Makna Islam

Tags:

Di dalam hadits shahih yang diriwayatkan oleh Imam Muslim disebutkan bahwasanya Jibril ‘alaihissalam bertanya kepada Nabi shallallahu ‘alaihi wasallam mengenai iman di depan para pendengar dari kalangan para sahabat, maka beliau shallallahu ‘alaihi wasallam menjawab:

أَنْ تُؤْمِنَ بِاللَّهِ وَمَلَائِكَتِهِ وَكُتُبِهِ وَرُسُلِهِ وَالْيَوْمِ الْآخِرِ وَتُؤْمِنَ بِالْقَدَرِ خَيْرِهِ وَشَرِّهِ

“Kamu beriman kepada Allah, malaikat-malaikat-Nya, kitab-kitab-Nya, para Rasul-Nya, hari akhir, dan takdir baik dan buruknya.”

Kemudian Jibril bertanya mengenai Islam, beliau shallallahu ‘alaihi wasallam menjawab:

أَنْ تَشْهَدَ أَنْ لَا إِلَهَ إِلَّا اللَّهُ وَأَنَّ مُحَمَّدًا رَسُولُ اللَّهِ صَلَّى اللَّهُ عَلَيْهِ وَسَلَّمَ وَتُقِيمَ الصَّلَاةَ وَتُؤْتِيَ الزَّكَاةَ وَتَصُومَ رَمَضَانَ وَتَحُجَّ الْبَيْتَ إِنْ اسْتَطَعْتَ إِلَيْهِ سَبِيلًا

“Kesaksian bahwa tidak ada tuhan (yang berhak disembah) selain Allah dan bahwa Muhammad adalah hamba dan utusan-Nya, mendirikan shalat, menunaikan zakat, dan puasa Ramadhan, serta haji ke Baitullah jika kamu mampu bepergian kepadanya.’

Kemudian Jibril bertanya mengenai ihsan, beliau shallallahu ‘alaihi wasallam menjawab:

أَنْ تَعْبُدَ اللَّهَ كَأَنَّكَ تَرَاهُ فَإِنْ لَمْ تَكُنْ تَرَاهُ فَإِنَّهُ يَرَاكَ

“Kamu menyembah Allah seakan-akan kamu melihat-Nya, maka jika kamu tidak melihat-Nya, maka sesungguhnya Dia melihatmu.”

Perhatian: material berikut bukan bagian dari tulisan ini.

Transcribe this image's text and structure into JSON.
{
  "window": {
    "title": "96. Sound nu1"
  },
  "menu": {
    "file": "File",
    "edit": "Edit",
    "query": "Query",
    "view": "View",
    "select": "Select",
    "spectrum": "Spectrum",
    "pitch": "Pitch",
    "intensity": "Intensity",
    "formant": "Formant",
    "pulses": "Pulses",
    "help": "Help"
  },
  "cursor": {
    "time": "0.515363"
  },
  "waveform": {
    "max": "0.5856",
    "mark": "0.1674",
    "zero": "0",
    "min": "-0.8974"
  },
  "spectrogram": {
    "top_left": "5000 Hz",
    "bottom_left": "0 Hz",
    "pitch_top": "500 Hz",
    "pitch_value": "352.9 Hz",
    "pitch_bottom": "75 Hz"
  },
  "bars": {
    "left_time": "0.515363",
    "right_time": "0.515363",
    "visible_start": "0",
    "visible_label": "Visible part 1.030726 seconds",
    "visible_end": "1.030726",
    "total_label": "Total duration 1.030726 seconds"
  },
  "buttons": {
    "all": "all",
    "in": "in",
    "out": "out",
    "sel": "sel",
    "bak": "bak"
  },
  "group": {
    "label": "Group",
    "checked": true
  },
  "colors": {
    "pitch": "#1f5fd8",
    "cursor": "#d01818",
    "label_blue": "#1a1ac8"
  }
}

Dengan demikian, maka apakah iman itu merupakan satu hal dan Islam itu satu hal yang lain?

Sebelum kami menjawab persoalan ini, kami katakan: para ulama’ telah bersepakat bahwasanya pada hakikatnya tidak ada seorang mukmin yang tidak muslim dan tidak ada seorang muslim yang tidak mukmin. Setiap yang mukmin di sisi Allah adalah seorang muslim dan setiap muslim di sisi Allah adalah seorang mukmin. Sungguh ada seorang manusia yang dihukumi bahwasanya dia adalah muslim dengan mempertimbangkan tampilan dzhahirnya namun ia kafir di sisi Allah, yang demikian itu adalah orang – orang yang munafik. Sungguh ada juga seorang manusia yang dihukumi sebagai orang kafir dengan mempertimbangkan tampilan dzhahirnya namun ia mukmin di sisi Allah, yang demikian itu adalah seorang mukmin yang menyembunyikan keimanannya. Akan tetapi, pembahasan semua ini adalah menurut dzhahirnya. Adapun maksud dari pembahasan ini selanjutnya adalah hakikat urusan ini: yakni di sisi Allah ta’ala.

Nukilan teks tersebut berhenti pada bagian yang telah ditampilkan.